How long an employee had been in their position continued to be a determining factor in other crimes:
- Account misconduct | 64% of account misconduct incidents came from those employed for one year or less.
- Bribery | 80% taken by bribery had been employed for over a decade. This could possibly be because threat actors find those with the most experience the most valuable targets for information worth paying for.
- Unlawful disclosure of commercial data | 75% of those caught stealing company secrets had been employed for under five years.
Other Instances of Fraud
There were more than just insider threats reported to Cifas in 2023. Other cases of fraud included:
Misuse of facility | This is where “an account or other facility is obtained, with the deliberate intent of using that facility for a fraudulent purpose.” Fraud in this area was seen primarily in loan products (+82%), asset finance (45%), and plastic cards (17%) – all ways of obtaining credit. Notably, the increase in new (and fraudulent) loan products was connected with a widespread evasion of payment on current loans issued under the Coronavirus Business Interruption Loan Scheme (CBILS).
Identity fraud | While overall rates were down (-14%), bank accounts saw a 12% increase in identity fraud, particularly personal accounts. Persons over the age of 61 years continue to be the primary targets (24%), followed by those between the ages of 51-60 years (21%), and the most common tactic of choice continues to be impersonation involving a current address (77% of all identity fraud cases).
Facility takeover | Facility takeover occurs when a legitimate account is compromised by a threat actor who impersonates the actual owner, gains control of the account and makes unauthorized transactions. This past year saw a 13% increase overall in this department, attributed largely to a massive 59% increase in the telecommunications sector. Telecoms now account for 41% of all facility takeover filings as cybercriminals increasingly use mobile phones as a vehicle for account takeover instead of the (potentially more difficult) identity fraud tactic used in previous years.
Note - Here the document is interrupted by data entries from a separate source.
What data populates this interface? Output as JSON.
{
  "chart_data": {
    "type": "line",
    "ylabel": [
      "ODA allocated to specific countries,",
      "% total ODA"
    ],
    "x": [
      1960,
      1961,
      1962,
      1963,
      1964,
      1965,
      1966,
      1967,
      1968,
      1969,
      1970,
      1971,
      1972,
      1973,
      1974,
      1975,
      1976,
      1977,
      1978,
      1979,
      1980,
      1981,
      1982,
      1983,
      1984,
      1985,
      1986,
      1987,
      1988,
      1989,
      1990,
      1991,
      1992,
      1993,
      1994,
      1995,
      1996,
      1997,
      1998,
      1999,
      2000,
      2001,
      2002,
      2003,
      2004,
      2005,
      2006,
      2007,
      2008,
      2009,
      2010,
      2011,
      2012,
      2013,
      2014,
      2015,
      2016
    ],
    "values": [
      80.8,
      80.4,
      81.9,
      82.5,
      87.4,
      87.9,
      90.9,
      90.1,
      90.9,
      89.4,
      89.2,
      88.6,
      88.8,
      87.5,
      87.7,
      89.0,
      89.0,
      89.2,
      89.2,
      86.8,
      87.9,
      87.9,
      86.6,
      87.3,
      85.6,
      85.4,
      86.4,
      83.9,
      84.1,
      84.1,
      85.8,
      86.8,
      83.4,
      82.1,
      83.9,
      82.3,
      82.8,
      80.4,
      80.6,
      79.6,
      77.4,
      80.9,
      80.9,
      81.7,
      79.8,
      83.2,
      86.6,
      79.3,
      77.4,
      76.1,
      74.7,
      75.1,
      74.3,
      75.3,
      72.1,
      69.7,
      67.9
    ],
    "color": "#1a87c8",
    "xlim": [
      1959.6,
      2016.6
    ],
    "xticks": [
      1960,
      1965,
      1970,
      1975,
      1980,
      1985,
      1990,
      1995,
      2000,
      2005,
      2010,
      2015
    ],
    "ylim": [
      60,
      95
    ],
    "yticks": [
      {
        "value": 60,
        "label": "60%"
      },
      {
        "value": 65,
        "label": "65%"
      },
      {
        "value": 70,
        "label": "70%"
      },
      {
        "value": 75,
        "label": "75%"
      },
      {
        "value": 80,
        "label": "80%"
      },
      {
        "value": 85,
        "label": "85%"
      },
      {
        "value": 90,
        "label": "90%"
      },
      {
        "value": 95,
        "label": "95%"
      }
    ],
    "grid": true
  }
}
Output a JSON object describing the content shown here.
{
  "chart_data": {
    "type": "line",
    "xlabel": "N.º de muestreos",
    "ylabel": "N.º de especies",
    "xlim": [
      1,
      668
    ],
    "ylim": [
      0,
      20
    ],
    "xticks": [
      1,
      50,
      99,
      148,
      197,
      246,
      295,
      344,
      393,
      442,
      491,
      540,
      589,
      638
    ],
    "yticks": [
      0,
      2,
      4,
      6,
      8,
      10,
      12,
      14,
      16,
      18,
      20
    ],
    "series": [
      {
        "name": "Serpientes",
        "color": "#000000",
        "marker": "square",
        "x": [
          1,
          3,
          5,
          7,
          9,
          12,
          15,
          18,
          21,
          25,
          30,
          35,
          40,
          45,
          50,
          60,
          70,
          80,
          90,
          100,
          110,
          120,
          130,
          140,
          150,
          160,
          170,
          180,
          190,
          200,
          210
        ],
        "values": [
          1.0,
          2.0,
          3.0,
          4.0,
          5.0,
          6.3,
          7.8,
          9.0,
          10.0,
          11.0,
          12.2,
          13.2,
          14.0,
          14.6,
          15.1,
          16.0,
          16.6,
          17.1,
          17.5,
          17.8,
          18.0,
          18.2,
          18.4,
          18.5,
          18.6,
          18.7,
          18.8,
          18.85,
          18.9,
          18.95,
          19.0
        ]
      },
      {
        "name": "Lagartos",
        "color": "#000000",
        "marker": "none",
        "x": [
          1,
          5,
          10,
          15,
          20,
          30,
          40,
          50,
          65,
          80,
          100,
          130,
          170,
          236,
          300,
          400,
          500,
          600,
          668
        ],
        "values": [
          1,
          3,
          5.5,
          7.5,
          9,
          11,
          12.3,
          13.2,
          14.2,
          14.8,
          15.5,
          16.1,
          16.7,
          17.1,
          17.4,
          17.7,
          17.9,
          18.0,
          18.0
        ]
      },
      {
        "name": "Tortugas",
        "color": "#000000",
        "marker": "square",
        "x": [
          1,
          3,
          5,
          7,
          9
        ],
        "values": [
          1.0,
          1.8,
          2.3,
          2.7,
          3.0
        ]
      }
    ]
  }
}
Causes of Workplace Dishonestly
Cifas offers several explanations for the increase in employee fraud rates.
- AI-powered fraud (such as word-perfect phishing campaigns) makes it easier to deceive users and more difficult to detect a fake.
- Social media opens up numerous avenues for deceit, account hacking, and communication that can lead to recruitment for fraudulent activities.
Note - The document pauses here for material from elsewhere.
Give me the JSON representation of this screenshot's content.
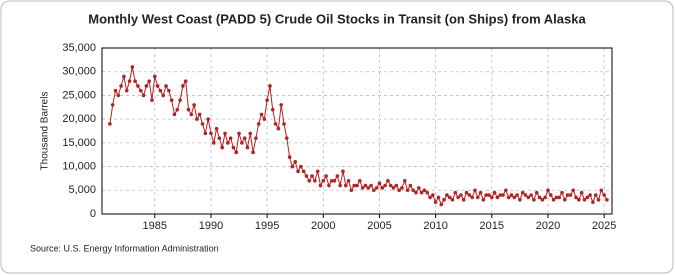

- The cost-of-living crisis puts individuals in a vulnerable position in which they are more likely to take a chance on a risky “investment scheme” or blatantly fraudulent act.
These factors, combined with the increase in remote work, make day-to-day activities more difficult to monitor and instances of dishonesty more challenging to detect. Regulations across the UK are springing up in response to the rise in fraud; they include the Online Safety Act, the Economic Crime and Corporate Transparency Act 2023 (ECCTA), and a mandatory reimbursement requirement for Authorized Push Payment (APP) fraud. Let’s just hope that these well-intentioned counter-fraud measures don’t leave loopholes that could lead to – well, even more fraud.